CUDA cores are a marketing term. Basically what is being counted there is how many FP32 FMA units are on the chip; just look at FP32 throughput instead.

To first (and possibly even second) order, HBM2 vs GDDR6 should be transparent to CUDA apps in term of performance. Just look at memory throughput (note that any theoretical memory bandwidth numbers written up in specs need to be de-rated by a factor of 0.85 to get a good idea of practically achievable bandwidth; that is also true for the host system’s system memory).

Consider whether your applications require GPUs with ECC (this is SECED capability: single error correct, double error detect).

1 Like

Our codes will not use ray tracing - so we can count those out.

Most of our operations in the compute intensive parallel loops are trig functions, exponentiations and array operations. Our data is such that they do not “generally” go beyond 10-20 GBs, so memory capacity is not that big of an issue but we sometimes use larger models.

Thanks for pointing out that CUDA cores are essentially FP32 FMA units, I did not know that.
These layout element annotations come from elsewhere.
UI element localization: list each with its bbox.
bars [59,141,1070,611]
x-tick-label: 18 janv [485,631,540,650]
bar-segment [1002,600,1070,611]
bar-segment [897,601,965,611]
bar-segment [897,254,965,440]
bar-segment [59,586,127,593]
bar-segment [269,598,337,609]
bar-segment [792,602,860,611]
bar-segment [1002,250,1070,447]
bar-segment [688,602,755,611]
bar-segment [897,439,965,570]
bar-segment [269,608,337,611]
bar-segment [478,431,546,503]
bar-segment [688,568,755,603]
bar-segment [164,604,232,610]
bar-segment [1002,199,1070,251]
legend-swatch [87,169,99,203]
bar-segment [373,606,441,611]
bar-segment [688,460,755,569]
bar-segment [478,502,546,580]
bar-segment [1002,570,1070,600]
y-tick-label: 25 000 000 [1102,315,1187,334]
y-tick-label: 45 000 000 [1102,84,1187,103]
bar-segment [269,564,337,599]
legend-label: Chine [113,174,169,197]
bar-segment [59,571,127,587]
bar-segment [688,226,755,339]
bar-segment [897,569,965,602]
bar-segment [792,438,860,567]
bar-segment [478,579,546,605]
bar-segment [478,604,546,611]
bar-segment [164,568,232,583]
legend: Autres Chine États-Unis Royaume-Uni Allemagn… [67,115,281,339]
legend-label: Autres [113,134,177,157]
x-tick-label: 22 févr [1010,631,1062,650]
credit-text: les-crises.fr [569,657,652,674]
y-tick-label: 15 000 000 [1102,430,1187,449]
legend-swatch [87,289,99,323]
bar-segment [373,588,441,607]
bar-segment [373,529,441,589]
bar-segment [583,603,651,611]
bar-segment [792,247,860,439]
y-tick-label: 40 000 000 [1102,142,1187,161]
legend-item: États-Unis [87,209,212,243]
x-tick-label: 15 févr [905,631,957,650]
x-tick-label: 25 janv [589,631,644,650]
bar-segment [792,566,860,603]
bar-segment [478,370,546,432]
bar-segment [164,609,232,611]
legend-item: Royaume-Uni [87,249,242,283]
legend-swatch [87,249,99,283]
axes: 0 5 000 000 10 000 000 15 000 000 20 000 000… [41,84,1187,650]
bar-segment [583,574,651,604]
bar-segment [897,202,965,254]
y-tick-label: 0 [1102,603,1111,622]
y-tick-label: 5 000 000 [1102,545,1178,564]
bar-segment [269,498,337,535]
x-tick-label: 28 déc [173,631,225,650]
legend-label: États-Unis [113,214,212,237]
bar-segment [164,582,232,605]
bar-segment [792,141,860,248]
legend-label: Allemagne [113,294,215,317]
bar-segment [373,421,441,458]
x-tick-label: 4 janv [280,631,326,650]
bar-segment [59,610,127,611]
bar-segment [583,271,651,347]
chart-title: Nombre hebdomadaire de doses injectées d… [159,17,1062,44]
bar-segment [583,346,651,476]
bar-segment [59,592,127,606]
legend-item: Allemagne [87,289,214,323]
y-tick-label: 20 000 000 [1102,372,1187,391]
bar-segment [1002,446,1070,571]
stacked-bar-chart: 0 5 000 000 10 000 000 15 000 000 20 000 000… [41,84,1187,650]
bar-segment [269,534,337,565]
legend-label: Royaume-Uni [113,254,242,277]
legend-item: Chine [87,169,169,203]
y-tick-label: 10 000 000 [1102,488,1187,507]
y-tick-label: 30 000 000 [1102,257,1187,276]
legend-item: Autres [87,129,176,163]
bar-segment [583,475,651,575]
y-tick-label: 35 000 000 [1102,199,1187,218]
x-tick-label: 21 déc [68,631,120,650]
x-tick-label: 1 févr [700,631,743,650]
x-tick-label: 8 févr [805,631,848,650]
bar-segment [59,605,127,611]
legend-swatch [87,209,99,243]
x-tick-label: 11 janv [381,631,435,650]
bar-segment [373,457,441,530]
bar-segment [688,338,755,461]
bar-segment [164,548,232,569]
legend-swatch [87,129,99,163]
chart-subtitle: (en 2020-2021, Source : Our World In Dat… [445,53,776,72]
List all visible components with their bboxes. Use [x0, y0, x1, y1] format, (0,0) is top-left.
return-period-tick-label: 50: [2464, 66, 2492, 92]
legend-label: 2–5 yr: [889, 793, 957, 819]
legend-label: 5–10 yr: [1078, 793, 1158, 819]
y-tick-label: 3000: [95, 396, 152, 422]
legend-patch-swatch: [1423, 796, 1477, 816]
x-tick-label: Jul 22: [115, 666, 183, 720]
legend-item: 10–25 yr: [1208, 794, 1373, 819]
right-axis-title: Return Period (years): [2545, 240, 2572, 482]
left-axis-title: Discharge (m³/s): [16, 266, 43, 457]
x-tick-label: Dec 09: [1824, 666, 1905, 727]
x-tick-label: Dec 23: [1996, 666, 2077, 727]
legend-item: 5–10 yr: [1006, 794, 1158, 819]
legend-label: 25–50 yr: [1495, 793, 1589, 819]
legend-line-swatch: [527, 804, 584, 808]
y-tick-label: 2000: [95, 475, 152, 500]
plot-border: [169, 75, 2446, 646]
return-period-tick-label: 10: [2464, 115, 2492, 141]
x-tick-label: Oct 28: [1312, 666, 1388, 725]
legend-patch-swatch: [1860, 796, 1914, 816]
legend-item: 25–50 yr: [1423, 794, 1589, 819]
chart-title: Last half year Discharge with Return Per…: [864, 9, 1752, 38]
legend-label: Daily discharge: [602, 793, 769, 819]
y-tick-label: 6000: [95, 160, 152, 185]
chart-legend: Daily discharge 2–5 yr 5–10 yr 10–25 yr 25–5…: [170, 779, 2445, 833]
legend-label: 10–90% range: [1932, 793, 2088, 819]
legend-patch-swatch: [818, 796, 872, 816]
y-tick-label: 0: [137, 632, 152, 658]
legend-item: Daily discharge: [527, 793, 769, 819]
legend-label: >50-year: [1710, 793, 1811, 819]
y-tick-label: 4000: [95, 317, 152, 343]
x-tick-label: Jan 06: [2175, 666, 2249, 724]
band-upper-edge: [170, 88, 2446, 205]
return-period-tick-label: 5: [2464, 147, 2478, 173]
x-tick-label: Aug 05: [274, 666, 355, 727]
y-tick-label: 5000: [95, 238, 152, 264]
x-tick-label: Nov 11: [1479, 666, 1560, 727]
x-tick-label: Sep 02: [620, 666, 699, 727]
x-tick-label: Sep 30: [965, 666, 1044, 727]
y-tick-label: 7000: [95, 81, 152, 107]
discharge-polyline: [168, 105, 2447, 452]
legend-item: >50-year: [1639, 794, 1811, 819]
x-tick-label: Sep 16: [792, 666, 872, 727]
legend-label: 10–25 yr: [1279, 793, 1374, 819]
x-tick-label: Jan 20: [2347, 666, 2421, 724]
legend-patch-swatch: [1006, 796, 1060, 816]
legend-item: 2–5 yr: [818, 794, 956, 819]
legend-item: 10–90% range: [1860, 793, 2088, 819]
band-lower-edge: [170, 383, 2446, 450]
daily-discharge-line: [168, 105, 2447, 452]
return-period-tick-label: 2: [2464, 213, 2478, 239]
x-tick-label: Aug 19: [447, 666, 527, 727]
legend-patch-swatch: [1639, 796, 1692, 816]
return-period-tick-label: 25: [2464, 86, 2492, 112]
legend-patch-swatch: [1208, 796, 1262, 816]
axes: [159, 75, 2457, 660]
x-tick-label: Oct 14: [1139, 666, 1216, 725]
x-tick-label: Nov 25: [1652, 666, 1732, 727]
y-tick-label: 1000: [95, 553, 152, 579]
So, if I have to order some GPU hardware, would it be better to get a previous generation HPC GPU like the V100 (since A100s are quite pricey) compared to current gen or prev gen RTX cards like 3090s or 4090s - since the FP64 throughput on V100 (or even P100) is still far more than these RTX cards?

I have not been involved in HPC purchasing decisions, so I am not in a position to offer much advice. The one factor you should consider is deprecation of software support over time. If I am informed correctly, the recently released CUDA 12 removed support for all of compute capability 3.x (so Tesla K40 and Tesla K80).

I would assume that support for the Pascal architecture (compute capability 6.x) is going to be around for another two years or so, but I have no specific insights into that. HPC GPU purchases should (in my thinking) have a useful lifetime of 4 to 5 years, so if this was me buying hardware, I would certainly not consider GPUs older than V100 at this time. Note that V100 was released 5 years ago, so it is a bit long in the tooth, and you will need to carefully weigh feature lists and performance specs against price.

Thanks, I will keep your suggestions in mind. This was very helpful.

This topic was automatically closed 14 days after the last reply. New replies are no longer allowed.